L’Effrontée du mois de décembre 2024 : Kate

— Coucou toi ! Tu es mon cadeau rien qu’à moi.

— Miaou ?

— Oui petite coquine d’amour. Rien qu’à moi, à moi, à moi… Nous allons être super-heureuses toutes les deux. Finis les connards immatures, les nazes, les radins, les mal-baisants, les erreurs de casting, les mecs toxiques, les débutants aux mains moites, les petites bites, les psychopathes… Finis ! Ni-ni-ni-ni… Ni-ni-ni-ni. Finis quoi.

— Miaou.

— Exactement : « miaou ». Il n’y a plus que moi. Moi. Moi-moi-moi. Et toi, ma choupinette. Nous allons passer de super soirées toutes les deux ! Nous n’avons besoin de personne. Toutes les deux. Toutes-toutes-toutes… les deux !

— Maaaaoow !

— Tu dois avoir faim. Maman va te donner du bon loloooo… Oh, je suis complètement gaga, si mes potes me voyaient ! Là, mon cœur… Si tu savais, mon chaton, tout ce que j’ai subi avant toi. D’abord il y a eu tout ceux qui m’envoyaient des dick pics sur Tinder. Je n’avais plus qu’à choisir. C’était pratique pour voyager, j’ai économisé des tas de nuits de Air BnB grâce aux mecs. Mais parfois ils voulaient une relation, genre : on va peut-être se marier, faire des gosses… Les relous !

— Miaaaou…

— Tu as bien bu, mon bébé ? Viens faire un câlin ! Ouiii ! Mon problème, c’est que je n’aime pas être seule.
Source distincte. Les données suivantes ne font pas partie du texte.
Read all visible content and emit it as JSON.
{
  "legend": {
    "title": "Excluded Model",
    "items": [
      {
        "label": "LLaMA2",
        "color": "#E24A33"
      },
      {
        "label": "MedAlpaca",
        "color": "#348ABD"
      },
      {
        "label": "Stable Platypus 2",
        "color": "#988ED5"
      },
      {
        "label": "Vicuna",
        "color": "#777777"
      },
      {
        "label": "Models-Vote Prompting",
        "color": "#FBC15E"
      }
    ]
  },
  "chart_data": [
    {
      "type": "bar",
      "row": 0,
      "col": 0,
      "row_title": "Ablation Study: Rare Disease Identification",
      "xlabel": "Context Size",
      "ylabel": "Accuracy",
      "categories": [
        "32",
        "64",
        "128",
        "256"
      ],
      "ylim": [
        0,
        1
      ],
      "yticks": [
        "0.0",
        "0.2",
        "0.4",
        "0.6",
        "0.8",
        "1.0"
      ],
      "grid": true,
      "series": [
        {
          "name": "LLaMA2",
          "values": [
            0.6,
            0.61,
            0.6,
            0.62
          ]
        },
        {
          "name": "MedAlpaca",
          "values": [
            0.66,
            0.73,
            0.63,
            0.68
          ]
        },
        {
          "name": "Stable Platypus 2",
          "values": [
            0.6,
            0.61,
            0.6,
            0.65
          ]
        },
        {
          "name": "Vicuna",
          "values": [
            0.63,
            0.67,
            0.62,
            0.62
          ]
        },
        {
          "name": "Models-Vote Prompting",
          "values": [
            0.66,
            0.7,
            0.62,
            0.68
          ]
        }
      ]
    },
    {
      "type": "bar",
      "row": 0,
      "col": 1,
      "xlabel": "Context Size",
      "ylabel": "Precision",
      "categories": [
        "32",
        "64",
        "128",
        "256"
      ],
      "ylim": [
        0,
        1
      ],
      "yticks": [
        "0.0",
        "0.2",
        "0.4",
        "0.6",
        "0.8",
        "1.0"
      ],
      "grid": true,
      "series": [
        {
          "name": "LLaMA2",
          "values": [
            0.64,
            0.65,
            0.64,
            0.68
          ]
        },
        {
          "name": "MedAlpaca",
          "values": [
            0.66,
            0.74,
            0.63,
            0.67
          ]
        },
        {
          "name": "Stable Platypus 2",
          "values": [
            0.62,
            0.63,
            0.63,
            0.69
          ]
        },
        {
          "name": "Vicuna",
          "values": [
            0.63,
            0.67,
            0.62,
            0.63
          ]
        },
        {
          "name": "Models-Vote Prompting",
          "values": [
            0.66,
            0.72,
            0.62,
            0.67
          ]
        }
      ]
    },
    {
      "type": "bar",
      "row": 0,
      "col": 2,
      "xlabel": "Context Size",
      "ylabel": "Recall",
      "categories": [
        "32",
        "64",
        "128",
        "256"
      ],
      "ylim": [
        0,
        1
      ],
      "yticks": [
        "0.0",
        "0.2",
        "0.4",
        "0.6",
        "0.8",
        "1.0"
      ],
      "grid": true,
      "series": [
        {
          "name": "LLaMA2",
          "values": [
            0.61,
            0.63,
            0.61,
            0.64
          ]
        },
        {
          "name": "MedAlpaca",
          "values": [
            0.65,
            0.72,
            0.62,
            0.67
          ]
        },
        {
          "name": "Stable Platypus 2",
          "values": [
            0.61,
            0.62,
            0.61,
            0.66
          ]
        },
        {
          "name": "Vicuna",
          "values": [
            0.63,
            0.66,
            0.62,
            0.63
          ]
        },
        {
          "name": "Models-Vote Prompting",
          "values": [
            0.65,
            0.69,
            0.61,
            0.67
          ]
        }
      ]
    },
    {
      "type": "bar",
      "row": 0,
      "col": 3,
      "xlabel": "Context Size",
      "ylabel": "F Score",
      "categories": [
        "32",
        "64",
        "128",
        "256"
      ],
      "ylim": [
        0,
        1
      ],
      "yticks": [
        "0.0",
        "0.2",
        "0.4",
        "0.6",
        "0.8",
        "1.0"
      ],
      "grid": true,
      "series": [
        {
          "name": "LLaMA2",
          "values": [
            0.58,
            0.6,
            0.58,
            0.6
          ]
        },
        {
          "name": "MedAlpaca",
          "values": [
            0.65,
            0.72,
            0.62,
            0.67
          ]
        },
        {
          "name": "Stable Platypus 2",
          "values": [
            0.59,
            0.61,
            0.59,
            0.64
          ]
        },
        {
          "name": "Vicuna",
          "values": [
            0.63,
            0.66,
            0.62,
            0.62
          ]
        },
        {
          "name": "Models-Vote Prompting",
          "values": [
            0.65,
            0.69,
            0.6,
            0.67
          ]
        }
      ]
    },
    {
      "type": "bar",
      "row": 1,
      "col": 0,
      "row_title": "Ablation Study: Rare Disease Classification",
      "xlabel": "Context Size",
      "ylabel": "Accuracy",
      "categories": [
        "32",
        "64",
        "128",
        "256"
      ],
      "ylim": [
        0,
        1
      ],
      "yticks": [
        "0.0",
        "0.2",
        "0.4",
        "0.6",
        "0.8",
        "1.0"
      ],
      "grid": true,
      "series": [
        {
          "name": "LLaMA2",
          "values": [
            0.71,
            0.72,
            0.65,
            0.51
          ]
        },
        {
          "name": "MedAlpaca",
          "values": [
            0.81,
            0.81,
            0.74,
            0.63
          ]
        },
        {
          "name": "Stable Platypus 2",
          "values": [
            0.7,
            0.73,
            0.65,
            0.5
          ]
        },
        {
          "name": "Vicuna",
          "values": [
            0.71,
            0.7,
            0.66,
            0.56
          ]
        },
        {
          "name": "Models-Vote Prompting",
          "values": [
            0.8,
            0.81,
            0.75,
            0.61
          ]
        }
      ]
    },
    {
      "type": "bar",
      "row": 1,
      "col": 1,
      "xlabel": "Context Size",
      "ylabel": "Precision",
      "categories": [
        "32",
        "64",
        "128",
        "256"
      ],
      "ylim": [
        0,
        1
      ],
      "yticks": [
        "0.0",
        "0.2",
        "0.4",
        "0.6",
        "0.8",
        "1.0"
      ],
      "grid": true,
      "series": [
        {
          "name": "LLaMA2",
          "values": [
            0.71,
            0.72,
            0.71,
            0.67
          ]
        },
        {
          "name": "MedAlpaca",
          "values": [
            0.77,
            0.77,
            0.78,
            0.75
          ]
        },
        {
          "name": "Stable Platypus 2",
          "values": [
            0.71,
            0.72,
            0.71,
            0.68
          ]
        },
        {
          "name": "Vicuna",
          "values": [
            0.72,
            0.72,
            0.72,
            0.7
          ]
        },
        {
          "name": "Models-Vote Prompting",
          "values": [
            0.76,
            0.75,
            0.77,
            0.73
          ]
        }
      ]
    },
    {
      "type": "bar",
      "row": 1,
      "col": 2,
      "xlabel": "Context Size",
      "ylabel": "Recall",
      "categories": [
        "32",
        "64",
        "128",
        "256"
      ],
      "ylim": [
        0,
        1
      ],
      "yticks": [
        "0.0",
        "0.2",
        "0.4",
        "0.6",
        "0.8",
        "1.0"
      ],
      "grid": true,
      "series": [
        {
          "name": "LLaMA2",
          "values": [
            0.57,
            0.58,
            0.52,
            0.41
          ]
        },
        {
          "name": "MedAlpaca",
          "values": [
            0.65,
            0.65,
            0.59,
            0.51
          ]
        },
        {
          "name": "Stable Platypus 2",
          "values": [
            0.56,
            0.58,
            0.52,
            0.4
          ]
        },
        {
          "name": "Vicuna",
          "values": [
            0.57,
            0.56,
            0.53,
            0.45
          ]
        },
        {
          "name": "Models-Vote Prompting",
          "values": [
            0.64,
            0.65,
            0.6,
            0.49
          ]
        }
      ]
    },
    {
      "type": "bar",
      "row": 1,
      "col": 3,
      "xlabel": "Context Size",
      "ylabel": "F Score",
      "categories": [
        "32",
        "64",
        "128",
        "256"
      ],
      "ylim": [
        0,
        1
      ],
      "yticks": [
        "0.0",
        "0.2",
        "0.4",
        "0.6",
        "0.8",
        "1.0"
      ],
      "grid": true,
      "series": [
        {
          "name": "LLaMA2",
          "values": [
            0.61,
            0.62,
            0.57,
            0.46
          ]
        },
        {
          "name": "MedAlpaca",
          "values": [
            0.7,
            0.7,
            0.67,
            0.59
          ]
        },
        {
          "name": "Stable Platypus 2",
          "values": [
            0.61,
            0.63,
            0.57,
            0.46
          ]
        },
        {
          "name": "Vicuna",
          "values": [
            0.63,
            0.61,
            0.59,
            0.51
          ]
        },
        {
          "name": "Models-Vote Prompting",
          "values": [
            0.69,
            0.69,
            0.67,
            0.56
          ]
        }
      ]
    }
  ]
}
Mais j’aime être libre. Et j’aime plaire, mais quand je veux. Toi aussi tu aimes plaire. Regardez-moi ce petit ange… ces yeux ! J’adorerais avoir tes yeux. Kikoukikou… Trop trognonne ! Avec des yeux de chatte ils m’auraient encore plus collé. Écoute-moi bébé : il ne faut jamais envoyer le premier message, il ne faut jamais répondre tout de suite, et s’il envoie trois messages il est trop en manque : élimine-le ! Comme ça, on évite les plus nazes. Rester indépendante. Pas de petit garçon fusionnel, pas de macho dominateur.

— Rrrrrrrrr… Rrrrrrrrr…

— Hé, tu ronronnes petit chou ! Tu es bien sur les seins de maman, hein ? Mais écoute, il faut que tu saches comment choisir un mec. Il doit être : beau… enfin, pas nécessairement beau mais attirant. Éduqué, pas teubé évidemment. Drôle… mais pas le genre ridicule. Hyper-réactif, mais pas dans le besoin. Un peu distant même, mais pas distant… plutôt… mystérieux. Sensé, carré, tu vois, pas dingo, mais créatif, audacieux. Gentil, adorable, c’est super-important. Mais pas mou, hein ? Pas une serpillière. Il doit avoir une voie chaude, masculine… et dire des trucs intelligents mais pas chiants.

— Maaw ? Rrrrrr…

— Surtout, il doit me faire sentir que je suis spéciale. Qu’il me désire vraiment. Ça doit être fort… Mais pas oppressant. Là, tu vois, je ne suis pas oppressée. On est toutes les deux. On va dîner ensemble. On va se poser dans le canapé (je n’ai pas le courage de l’ouvrir ce soir) et regarder une chouette série jusqu’à minuit. Après on fera des snaps avec les copines pour se souhaiter bonne année. J’ai trop envie qu’elles te voient ! Après, je ne sais pas, peut-être une autre série. Ou alors Titanic, ça fait longtemps que je ne l’ai pas repassé. Ou peut-être des compils de fails. J’aime bien ça maintenant : des gens qui se font mal, des sorties de route, des mariés qui tombent sur leur pièce montée. Je pourrais en regarder jusqu’à l’aube.